Em primeiro lugar, a construtora ou incorporadora, para manifestar seu interesse em desfazer a venda. Para fazer o distrato, o consumidor deve fazer uma solicitação por escrito, dizendo que tem interesse em desistir do negócio, e protocolar esse documento junto à construtora, solicitando um prazo para que ela se manifeste, diz Renata Reis, coordenadora do Procon-SP.
Nesse momento, é possível negociar um acordo. “Nessa tentativa, porém, muitas vezes as empresas dizem que não podem fazer o distrato e que o compromisso de compra e venda é irretratável”, diz Marcelo Tapai. Nesse caso, o consumidor deve procurar um advogado ou órgão de defesa do consumidor.
A lei não determina o porcentual que o consumidor irá receber de volta quando pede o distrato. Mas, em decisões judiciais, os consumidores têm conseguido garantir entre 85% e 90% dos valores pagos até o momento da desistência da compra, corrigidos pela inflação e em parcela única.
Porém, se o motivo do distrato for o não cumprimento do contrato por parte da construtora, o consumidor tem o direito de recuperar tudo o que já pagou. “Quando um consumidor tem um imóvel na planta e a empresa não cumpre com alguma obrigação, ele terá direito à devolução integral dos valores que pagou”, afirma Renata Reis.
Atraso na entrega do imóvel, por exemplo, é um dos casos em que o consumidor pode reaver todo o valor pago. Tapai afirma que as empresas têm adotado, nos contratos, uma previsão de seis meses de tolerância em relação à data inicial prevista para a entrega, para se precaver. A manobra tem sido aceita pela Justiça. Se o atraso for maior, contudo, é possível pedir a restituição de todos os valores pagos, diz o advogado.
Outro exemplo de não cumprimento de uma obrigação seria a negativa de financiamento ao consumidor. Vamos supor que você vá até o estande da empresa e decida comprar um apartamento na planta. Neste momento, muitas vezes, a própria construtora informa as condições que o banco impõe para o financiamento, e promete ao consumidor que ele atende àquelas condições e é elegível a um financiamento imobiliário. No entanto, na hora em que o consumidor vai de fato pedir o empréstimo a uma instituição financeira, esta o nega. Neste caso, a Justiça também tem garantido a retistuição integral dos valores pagos.

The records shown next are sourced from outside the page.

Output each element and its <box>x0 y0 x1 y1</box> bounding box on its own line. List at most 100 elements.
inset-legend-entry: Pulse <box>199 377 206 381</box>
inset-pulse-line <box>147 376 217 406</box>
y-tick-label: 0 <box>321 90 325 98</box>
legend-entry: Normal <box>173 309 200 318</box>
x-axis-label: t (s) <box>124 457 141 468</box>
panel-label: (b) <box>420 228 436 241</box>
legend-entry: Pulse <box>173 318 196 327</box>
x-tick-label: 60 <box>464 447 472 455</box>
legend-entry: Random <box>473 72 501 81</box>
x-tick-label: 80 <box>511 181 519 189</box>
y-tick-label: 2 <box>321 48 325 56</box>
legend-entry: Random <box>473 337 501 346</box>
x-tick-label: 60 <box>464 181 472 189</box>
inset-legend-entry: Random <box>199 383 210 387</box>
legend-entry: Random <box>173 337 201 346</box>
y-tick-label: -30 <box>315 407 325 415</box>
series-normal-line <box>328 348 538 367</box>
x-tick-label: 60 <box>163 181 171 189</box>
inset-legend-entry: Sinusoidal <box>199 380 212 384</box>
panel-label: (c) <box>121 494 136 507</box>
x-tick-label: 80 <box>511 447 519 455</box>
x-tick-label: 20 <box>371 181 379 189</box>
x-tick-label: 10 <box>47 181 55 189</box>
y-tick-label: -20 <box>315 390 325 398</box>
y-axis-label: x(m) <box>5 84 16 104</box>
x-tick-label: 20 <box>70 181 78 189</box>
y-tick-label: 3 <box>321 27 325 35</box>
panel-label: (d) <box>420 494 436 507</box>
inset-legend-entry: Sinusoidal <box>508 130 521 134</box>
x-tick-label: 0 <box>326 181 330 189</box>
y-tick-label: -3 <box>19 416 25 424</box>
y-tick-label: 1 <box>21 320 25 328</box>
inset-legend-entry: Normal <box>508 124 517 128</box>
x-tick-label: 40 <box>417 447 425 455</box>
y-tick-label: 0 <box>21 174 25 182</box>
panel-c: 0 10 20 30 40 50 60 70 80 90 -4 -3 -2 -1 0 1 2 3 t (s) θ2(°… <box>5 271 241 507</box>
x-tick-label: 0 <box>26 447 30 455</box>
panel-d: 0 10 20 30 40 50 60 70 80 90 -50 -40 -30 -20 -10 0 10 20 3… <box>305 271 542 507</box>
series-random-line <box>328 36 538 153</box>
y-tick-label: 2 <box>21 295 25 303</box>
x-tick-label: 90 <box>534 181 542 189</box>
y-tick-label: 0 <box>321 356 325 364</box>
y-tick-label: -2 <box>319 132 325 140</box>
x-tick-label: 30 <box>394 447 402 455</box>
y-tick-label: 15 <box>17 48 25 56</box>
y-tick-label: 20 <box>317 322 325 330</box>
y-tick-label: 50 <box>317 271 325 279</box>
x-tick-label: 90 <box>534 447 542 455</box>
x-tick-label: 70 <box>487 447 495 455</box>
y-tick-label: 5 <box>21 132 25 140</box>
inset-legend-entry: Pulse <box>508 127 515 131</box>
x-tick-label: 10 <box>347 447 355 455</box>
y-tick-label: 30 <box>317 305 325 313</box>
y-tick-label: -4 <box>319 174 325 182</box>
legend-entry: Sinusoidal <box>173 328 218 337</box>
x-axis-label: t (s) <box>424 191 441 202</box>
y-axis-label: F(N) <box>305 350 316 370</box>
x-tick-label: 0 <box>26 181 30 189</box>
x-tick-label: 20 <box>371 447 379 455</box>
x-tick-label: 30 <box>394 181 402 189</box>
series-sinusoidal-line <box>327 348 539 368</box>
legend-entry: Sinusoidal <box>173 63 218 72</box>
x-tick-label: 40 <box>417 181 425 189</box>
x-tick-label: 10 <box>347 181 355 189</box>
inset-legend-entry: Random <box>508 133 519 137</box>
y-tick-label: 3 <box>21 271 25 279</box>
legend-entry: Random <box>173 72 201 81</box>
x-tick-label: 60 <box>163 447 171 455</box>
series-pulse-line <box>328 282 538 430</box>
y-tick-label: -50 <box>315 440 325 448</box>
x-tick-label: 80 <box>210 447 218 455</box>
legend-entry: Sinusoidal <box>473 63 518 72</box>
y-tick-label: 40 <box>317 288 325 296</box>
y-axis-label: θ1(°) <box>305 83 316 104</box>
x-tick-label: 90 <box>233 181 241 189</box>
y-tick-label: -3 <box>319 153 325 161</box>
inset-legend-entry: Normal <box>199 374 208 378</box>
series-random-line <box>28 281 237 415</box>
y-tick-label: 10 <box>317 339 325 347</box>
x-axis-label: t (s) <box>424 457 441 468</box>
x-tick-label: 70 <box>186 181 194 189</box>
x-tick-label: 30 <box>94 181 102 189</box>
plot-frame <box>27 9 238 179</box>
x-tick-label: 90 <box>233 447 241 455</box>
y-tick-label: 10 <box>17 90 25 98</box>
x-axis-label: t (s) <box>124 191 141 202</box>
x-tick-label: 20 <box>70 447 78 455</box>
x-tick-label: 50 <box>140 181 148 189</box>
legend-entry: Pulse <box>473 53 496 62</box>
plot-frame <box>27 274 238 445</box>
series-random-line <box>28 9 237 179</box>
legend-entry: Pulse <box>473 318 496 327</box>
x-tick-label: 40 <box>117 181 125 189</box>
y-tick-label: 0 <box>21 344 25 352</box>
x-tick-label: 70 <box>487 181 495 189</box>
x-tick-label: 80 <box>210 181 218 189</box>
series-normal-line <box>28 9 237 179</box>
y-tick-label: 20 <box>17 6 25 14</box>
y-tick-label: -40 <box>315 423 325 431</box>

Se o consumidor pedir o distrato e a construtora se oferecer para devolver metade do dinheiro, o melhor a fazer é não aceitar o acordo e procurar assessoria. “É comum a empresa tentar fazer acordos, especialmente com um cliente que esteja precisando de dinheiro”, diz Tapai. “Se o consumidor já pagou R$ 100 mil, e a empresa oferece apenas R$ 20 mil, a recomendação é não receber esse dinheiro, não assinar nada e procurar um advogado”.
A devolução dos valores pagos pelo consumidor deve ser imediata — considerado o prazo bancário para fazer a transferência, diz Renata. “Não há razão para que a empresa retenha os valores ou os devolva na mesma quantidade de parcelas que o consumidor pagou".
O ideal é procurar a construtora antes de ficar inadimplente. Estando inadimplente, o consumidor ainda tem o direito de pedir o distrato, mas a situação é um pouco mais complicada. “A inadimplência permite que a empresa cancele o contrato e ainda cobre juros, multa e correção monetária sobre os valores ainda não pagos e já vencidos”, diz Renata. Ou seja, o consumidor pode ser obrigado a pagar as parcelas vencidas com multa, além de não conseguir de volta de 10% a 15% do montante já pago.
Sim, normalmente os contratos de compra de imóveis na planta determinam um porcentual de multa em caso de desistência. No entanto, “a cláusula pode ser considerada abusiva em algumas circunstâncias”, diz Renata. Isso acontece se a multa estipulada é superior aos 10% a 15% do valor pago pelo consumidor até o momento do distrato, valor que a Justiça tem entendido como razoável. Neste caso, o consumidor pode entrar com um processo contra a incorporadora, questionando a cobrança.